By U.S. Rep. Carlos Curbelo (R-FL) in El Nuevo Herald:
Concrete results of Cuba policy
The White House offers a false choice: support his policy or punish the Cuban people
When Congress was debating the nuclear agreement with Iran, the White House told us glibly that our option was to support the deficient product of its negotiation or go to war. The reply of a bipartisan majority in Congress was to reject both war and the agreement, and ask for a more robust product that would eliminate the nuclear threat and create a more stable situation in the Middle East. In the current debate over Cuba, the White House and its allies are offering another false choice: either we support its policy or we punish the people of Cuba.
The first thing that must be made clear is that the only ones responsible for the misery and suffering in Cuba are the brothers Castro. The United States and its government until recently maintained a posture of absolute solidarity with the Cubans, denouncing the dictatorship and supporting its principal victims, the domestic opposition. The United States also has been the biggest source of humanitarian assistance to Cubans. But let's evaluate the president's new policy according to the facts, its achievements and failures, and leave passion aside.
As a member of the U.S. Congress, I have to first ask what this new policy has achieved for the national interests of our country? The dictatorship continues to maintain one of most sophisticated espionage networks within the United States, with the goal of causing us harm and sharing sensitive intelligence with the Russians, Chinese and North Koreans. Fugitives from U.S. justice are still living well in Cuba – criminals who defrauded Medicare, murderers like the woman who killed a policeman in New Jersey, and the pilots who shot down and killed four young men from Brothers to the Rescue, among others.
The Castro brothers, who were the architects of the chaos in Venezuela, continue to support the criminal regime of Nicolas Maduro. Venezuelans continue to suffer, and Florida has lost billions of dollars in commercial activity due to the Cuban intervention. And there's been little talk about the biggest theft of U.S. properties in the history of our country. What little the U.S. can claim as a victory is the release of one hostage and one spy and the tardy return of a Hellfire missile that mysteriously wound up in Cuba – something the White House tried to cover up.
As for the people of Cuba, more than 51,000 have tried to escape from the island since the president made the announcement. Some died at sea or in the jungles of Central America, part of a migration crisis. There is more repression and fewer "self-employed" workers. No one will forget the abuses against the Ladies in White while the president and his family were flying toward the island. Without a doubt, the president's speech on the second day of his visit deserved praise. He supported pluralism and asked for human rights and free elections. He was far more explicit than all the popes, and met with the opposition. We are grateful to him for all of that.
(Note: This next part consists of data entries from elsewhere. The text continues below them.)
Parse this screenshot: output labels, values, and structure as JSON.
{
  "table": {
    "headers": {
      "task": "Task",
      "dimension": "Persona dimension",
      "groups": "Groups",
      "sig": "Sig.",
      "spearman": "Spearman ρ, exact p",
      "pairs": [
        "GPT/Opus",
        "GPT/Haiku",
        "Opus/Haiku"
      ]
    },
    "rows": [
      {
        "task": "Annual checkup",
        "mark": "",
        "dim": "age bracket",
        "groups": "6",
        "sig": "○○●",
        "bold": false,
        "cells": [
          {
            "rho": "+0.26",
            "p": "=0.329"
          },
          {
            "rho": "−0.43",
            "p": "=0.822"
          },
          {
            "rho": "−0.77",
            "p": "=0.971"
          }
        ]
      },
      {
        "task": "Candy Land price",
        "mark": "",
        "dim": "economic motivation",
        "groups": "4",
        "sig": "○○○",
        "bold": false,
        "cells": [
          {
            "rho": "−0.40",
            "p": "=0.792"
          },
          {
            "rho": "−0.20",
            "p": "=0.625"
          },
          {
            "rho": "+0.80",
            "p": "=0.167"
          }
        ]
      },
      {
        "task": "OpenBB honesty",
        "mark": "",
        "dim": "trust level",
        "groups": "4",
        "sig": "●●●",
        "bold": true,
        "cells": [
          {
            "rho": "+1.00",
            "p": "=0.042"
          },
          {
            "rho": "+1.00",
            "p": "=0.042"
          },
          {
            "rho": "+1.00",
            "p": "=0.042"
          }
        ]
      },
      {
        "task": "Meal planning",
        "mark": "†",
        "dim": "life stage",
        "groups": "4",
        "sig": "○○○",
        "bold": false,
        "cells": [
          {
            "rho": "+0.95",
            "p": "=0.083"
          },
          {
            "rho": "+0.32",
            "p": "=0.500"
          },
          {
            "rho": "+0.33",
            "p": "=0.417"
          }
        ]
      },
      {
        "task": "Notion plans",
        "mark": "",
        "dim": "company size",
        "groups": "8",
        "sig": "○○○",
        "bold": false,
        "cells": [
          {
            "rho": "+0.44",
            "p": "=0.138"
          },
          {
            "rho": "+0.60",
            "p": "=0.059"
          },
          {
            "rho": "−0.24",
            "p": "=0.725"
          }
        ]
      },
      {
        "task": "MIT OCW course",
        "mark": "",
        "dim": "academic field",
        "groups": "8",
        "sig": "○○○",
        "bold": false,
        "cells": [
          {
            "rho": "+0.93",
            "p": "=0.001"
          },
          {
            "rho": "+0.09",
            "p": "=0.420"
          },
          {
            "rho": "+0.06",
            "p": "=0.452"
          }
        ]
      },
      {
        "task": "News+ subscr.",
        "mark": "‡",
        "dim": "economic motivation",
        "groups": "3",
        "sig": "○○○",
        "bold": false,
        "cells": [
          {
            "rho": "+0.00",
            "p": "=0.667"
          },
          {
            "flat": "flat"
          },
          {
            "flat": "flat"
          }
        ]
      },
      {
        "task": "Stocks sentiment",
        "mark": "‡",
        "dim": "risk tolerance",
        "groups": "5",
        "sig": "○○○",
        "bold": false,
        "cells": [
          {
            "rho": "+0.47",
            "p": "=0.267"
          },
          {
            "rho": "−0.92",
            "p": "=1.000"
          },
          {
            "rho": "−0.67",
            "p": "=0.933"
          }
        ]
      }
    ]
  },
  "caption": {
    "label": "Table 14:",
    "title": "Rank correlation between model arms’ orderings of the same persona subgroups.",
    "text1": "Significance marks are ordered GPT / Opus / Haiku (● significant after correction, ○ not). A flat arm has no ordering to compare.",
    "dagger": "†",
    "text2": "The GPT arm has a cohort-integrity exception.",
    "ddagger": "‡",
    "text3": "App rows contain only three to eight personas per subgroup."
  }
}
But we must conclude that up to now the party that most benefited from this process started by the White House is the Cuban dictatorship. The United States and its people have achieved little, while many concessions have been made to the Cuban government – among them the official acknowledgment of the Cuban dictatorship as a legitimate government, an injection of millions and millions of dollars into its coffers and the return of Cuban spies whose hands will always be stained by the blood of young U.S. citizens.
Within the Cuban-American community there is now a debate between those who support the new policy and those of us who oppose it. I have met with several people from both sides to listen, learn and debate respectfully. Not to make secret agreements, as was reported in a perverse column published in these pages last week, full of lies, insinuations, conjectures, intrigues, gossip and baseless allegations. The intent of the column was to divide and sow discord, without any evidence and quoting a faceless and nameless source that was totally wrong.
The truth is that we can disagree without disparaging, and work toward a consensus on the assumption that the great majority of us wish the best for the people of the United States and Cuba. My doors are always open to those who want to talk about this issue, within a democratic framework and with good intentions.
Until now, the policy of unilateral concessions has produced few benefits for this great country, which has been so generous with Cubans, and crumbs for our brothers on the island. Returning to the example of the agreement with Iran, what many of us want is a policy that advances the interests of our country in concrete ways, and that helps the people of Cuba without legitimizing and strengthening its oppressors.